This past weekend the Buffalo Small Press Book Fair once again occupied Karpeles Manuscript Library Museum on Porter Avenue to unite publishing presses, graphic designers, artists, poets, book lovers, and more. Vendors and visitors alike grouped together from noon – 6pm Saturday, April 18 and from 11am – 5pm on Sunday, April 19 to network and sell their products.
As with every year, the upstairs of Karpeles was made home to open readings of poetry and prose on Saturday, during which nearly every time slot was filled by writers performing their work. The audience was a mix of young and old who dropped in and out throughout the day. The environment was very family-friendly for readers and writers of all ages.
Sunday was scheduled for several workshops. Visitors were given the opportunity to make paper, recycled journals and sketchbooks, as well as learn about “tramp” printing from a well-traveled artisan who has already visited much of America for his work.
Looking around the vendors on the first floor, one could find anything from comics to homemade notebooks and journals to literature-related jewelry and bags to zines and chapbooks. Over 100 publishers came from all across the country and Canada, including New York, Hawaii, Ohio, Toronto, Michigan and New Jersey to name a few. Naturally, some of Buffalo’s most well-known businesses attended, such as No Frills Buffalo, Just Buffalo Literary Center, Buffalo Heritage Press, Sunny Outside Books, The Second Reader Bookshop, Westside Stories Used Books, and Queen City Gallery.

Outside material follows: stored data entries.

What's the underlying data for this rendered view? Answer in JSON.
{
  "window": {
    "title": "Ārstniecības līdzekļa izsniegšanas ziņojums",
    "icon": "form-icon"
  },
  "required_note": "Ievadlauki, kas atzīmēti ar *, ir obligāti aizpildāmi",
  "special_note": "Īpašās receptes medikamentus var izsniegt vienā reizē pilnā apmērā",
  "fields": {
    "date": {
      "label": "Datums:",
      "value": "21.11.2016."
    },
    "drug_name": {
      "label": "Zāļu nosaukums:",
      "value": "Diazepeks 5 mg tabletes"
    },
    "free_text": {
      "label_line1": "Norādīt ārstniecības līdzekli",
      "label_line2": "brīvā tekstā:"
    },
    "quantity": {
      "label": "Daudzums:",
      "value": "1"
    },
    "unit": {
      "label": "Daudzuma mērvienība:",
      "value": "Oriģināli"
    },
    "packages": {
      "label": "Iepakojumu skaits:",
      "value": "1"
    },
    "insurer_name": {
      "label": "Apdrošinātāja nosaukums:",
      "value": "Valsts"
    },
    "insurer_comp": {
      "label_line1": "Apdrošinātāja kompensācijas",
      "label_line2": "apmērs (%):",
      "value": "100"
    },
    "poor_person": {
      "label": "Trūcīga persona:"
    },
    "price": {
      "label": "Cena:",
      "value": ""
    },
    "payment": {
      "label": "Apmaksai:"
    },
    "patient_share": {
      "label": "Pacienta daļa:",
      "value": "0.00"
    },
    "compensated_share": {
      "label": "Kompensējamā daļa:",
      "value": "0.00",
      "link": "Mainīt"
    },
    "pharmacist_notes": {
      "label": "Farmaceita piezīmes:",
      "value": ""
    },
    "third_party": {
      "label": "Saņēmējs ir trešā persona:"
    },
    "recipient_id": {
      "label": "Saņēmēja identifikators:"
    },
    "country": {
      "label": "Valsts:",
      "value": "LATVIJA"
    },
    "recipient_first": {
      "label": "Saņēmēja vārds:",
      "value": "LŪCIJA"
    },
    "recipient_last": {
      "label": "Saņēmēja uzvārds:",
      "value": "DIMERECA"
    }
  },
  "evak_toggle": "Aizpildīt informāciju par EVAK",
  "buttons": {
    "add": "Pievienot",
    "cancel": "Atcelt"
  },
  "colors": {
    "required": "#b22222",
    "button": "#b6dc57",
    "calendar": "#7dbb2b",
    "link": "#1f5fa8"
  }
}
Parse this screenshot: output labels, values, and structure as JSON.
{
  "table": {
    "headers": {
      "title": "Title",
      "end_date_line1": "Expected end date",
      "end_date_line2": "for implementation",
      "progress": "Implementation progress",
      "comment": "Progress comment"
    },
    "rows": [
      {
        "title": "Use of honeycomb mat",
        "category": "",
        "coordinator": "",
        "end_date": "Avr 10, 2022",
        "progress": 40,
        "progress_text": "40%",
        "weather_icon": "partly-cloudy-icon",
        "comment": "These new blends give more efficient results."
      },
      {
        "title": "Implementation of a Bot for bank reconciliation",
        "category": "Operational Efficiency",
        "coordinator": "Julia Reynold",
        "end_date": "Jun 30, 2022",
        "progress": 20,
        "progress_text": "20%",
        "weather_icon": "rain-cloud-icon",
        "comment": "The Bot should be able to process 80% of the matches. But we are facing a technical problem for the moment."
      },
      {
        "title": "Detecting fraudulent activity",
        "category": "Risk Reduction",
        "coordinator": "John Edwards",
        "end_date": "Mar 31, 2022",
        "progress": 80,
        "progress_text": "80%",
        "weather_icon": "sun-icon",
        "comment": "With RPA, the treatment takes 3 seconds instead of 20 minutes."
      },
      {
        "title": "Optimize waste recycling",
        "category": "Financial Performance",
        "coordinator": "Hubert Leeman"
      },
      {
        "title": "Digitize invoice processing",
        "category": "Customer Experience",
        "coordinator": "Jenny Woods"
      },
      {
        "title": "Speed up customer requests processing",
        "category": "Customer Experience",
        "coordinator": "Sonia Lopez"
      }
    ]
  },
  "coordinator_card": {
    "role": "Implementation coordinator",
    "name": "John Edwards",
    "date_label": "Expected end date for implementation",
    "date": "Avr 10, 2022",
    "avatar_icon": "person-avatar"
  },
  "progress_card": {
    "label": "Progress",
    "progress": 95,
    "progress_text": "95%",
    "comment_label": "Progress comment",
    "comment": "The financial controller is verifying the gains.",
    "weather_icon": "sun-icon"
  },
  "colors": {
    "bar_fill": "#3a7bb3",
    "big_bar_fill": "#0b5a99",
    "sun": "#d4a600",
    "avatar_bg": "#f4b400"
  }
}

Aside from workshops, readings and spending money to expand one’s bookshelf, the book fair always provides an excellent venue for up-and-coming authors to network with one another. All of the vendors were friendly, making a great opportunity to meet publishers and other writers to glean insight from or keep in touch with. One can never know too many people and contacts can only help when joining the field of publishing.
The book fair also gives high school and college students the chance to hunt for internships to gain experience working in the world of literature, and this year was frequented by many interested youths.
Since lovers of literature were present all throughout the day, the venue was occupied by Buffalo’s famous food trucks. The inexpensive but tasty food accommodated visitor’s wallets for plenty of book-buying, and not many left without carrying some type of souvenir.
If you missed this event, never fear! The website offers information for next year’s book fair as well as notification through email sign-up. This is an annual two-day affair that should be attended by anyone who writes, reads, or aspires to work with literature in any way, and if you’re reading this article, that means you so take out the planner and write it down!